An Interior Designer’s guide to dressing your sofa with cushions
Dressing with care to showcase your personal style extends beyond your wardrobe, into the home. A prime example: dressing your sofa with cushions. As the star of the sitting room, the sofa earns a lot of attention – as well as use – so it makes sense to want to get its styling right. Whether you’re planning to update a much-loved seat, or want to enhance a new pew (our handy sofa buying guide may have helped you there), soft furnishings are the next step to elevate and personalise both comfort and appearance. Finding the perfect cushions to suit your sofa can be tricky, as it’s not just a case of picking pieces in complementary colours. The style of your sofa, the fabric it’s upholstered in and its size will all factor into your decisions. With this in mind, we asked Sarina Hawkins, our resident Interior Designer, to share her tricks on how to successfully dress a sofa with cushions.
Complement your sitting room
"Before you choose your cushions, you need to think about the style of the room your sofa is in,” says Hawkins. “If you’ve got a very formal room, I would stick to plain velvet designs in really rich colours that will draw your eye in and add a touch of elegance. However, if it’s a more casual and family friendly sitting room, I would usually stay away from velvets – especially if you have small children or pets.” Those decorating the latter should embrace the carefree atmosphere of the space, enhancing the energy with lots of print and colour. “I would look for bright, patterned cushions to make a really eclectic arrangement. The beauty of OKA’s cushions is that you can put any of them together and they will always look good,” says Hawkins.
Match your cushions to the sofa
“Your cushion arrangement should complement the style of your sofa. Think about what fabric it is and what colour it is, and then base your cushions on that,” Hawkins explains. “If you’ve got a very traditional sofa, such as our Coleridge, which evokes that sense of an English country house, I would probably choose one of our cushions that also has that feel – a linen style with fringing or a floral print. If you’ve got a London townhouse, you can get away with being a bit more contemporary and bolder with your patterns.”
When it comes to the classic sofa shapes, the designer has some simple tips for making your arrangement fit in seamlessly with your chosen style:
"I would only put a maximum of three cushions on a Chesterfield. They’ve got that lovely tufting and you won’t want to cover it up. Plus, Chesterfields aren’t really that deep, so if you have too many cushions you won’t be able to sit on it. The styling of this type of sofa is classic, so you really want to embrace that in your cushion choice as well."
“Loveseats are tiny, so they don’t require many cushions; for our Avitus, I would only use one cushion, but you might be able to squeeze two onto our Egerton. A Loveseat is meant to be cosy, and cushions always add that comfy feel.”
“It’s really fun to go all out with cushions on modular sofas. Always have an uneven number – you don’t want the arrangement to be too uniform, otherwise it will just look static.”

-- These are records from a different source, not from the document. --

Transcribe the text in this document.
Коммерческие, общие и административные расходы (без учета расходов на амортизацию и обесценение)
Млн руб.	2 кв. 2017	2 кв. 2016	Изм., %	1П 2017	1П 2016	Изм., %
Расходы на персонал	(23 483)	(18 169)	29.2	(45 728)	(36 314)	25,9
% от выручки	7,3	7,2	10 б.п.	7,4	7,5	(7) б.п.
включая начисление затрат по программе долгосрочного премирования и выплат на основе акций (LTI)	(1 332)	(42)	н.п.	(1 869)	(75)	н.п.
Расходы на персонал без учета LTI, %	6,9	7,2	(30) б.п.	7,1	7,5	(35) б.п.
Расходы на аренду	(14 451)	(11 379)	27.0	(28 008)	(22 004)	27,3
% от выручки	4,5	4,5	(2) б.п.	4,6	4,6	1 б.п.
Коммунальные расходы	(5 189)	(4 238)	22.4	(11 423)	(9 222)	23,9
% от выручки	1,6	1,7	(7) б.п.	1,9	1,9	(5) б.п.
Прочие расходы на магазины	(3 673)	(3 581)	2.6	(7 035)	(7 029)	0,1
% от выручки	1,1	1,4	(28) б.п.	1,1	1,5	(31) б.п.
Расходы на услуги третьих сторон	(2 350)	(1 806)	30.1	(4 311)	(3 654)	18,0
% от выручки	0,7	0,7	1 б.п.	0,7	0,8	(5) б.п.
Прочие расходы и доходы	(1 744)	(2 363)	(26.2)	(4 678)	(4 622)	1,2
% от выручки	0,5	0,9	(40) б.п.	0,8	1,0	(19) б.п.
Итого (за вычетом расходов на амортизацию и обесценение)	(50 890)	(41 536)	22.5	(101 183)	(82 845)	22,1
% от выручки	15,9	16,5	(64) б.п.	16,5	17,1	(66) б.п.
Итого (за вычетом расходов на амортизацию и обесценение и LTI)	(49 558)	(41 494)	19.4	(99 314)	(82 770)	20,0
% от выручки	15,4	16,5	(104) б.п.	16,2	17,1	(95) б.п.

Look for cushions in contrasting fabrics
“It’s really important to choose cushions that are made from a different material to your sofa, because this will add depth to the whole look,” Hawkins advises. Look for tactile fabrics that will stand out against a contrasting backdrop. “If you have a velvet sofa, for example, I wouldn’t recommend inundating it with velvet cushions. I might throw one rectangular cushion in, or a few background cushions, but at the front I would choose a selection of our silk or plain linen cushions to add a bit of contrast. It’s nice to add something with a really interesting pattern to draw the eye in, too.”
Let patterned sofas take the spotlight
Those with patterned sofas may struggle to find cushions that match; you have to be careful not to neutralise the design. The trick, Hawkins says, is to find styles that will elevate the sofa cushions’ print. “A patterned sofa is meant to be a statement, so you should enhance it rather than detract from it,” the designer advises. “It can be fun to throw a printed cushion on there, but I would only use one as an accent feature – you want the sofa to do the talking. It all depends on the nature of the pattern; I would never pair it with a cushion in the same print, because that’s too much. For example, I would avoid putting a striped cushion on our Tarma sofa, but I might use one of our Nostell cushions to add contrast.”
Change your cushions with the seasons
A quick and easy way to keep your sofa feeling fresh is by switching up your cushions in tandem with the seasons. For a subtle nod to the time of year, Hawkins advises avoiding the obvious colour combinations. “I love to use shades of green as we go into autumn; a lot of people are a bit afraid of green, but it’s such a versatile colour. For winter, I would start reaching for our velvet designs, because they add such warmth to the room, especially in richer colours, such as midnight green, rioja, perfect navy or lead. This is also the time to start embracing prints or heavily embroidered cushions.”
Don’t be afraid to use heavier fabrics in the warmer months though, the designer says: “Everyone wants to feel lighter in spring and summer, but that doesn’t mean they should avoid velvets; we’ve got beautiful shades of blue, teal and hot pink, which I love to contrast with a linen. Linen, by nature, is a more breathable fabric, and feels lovely and airy when it’s hot.”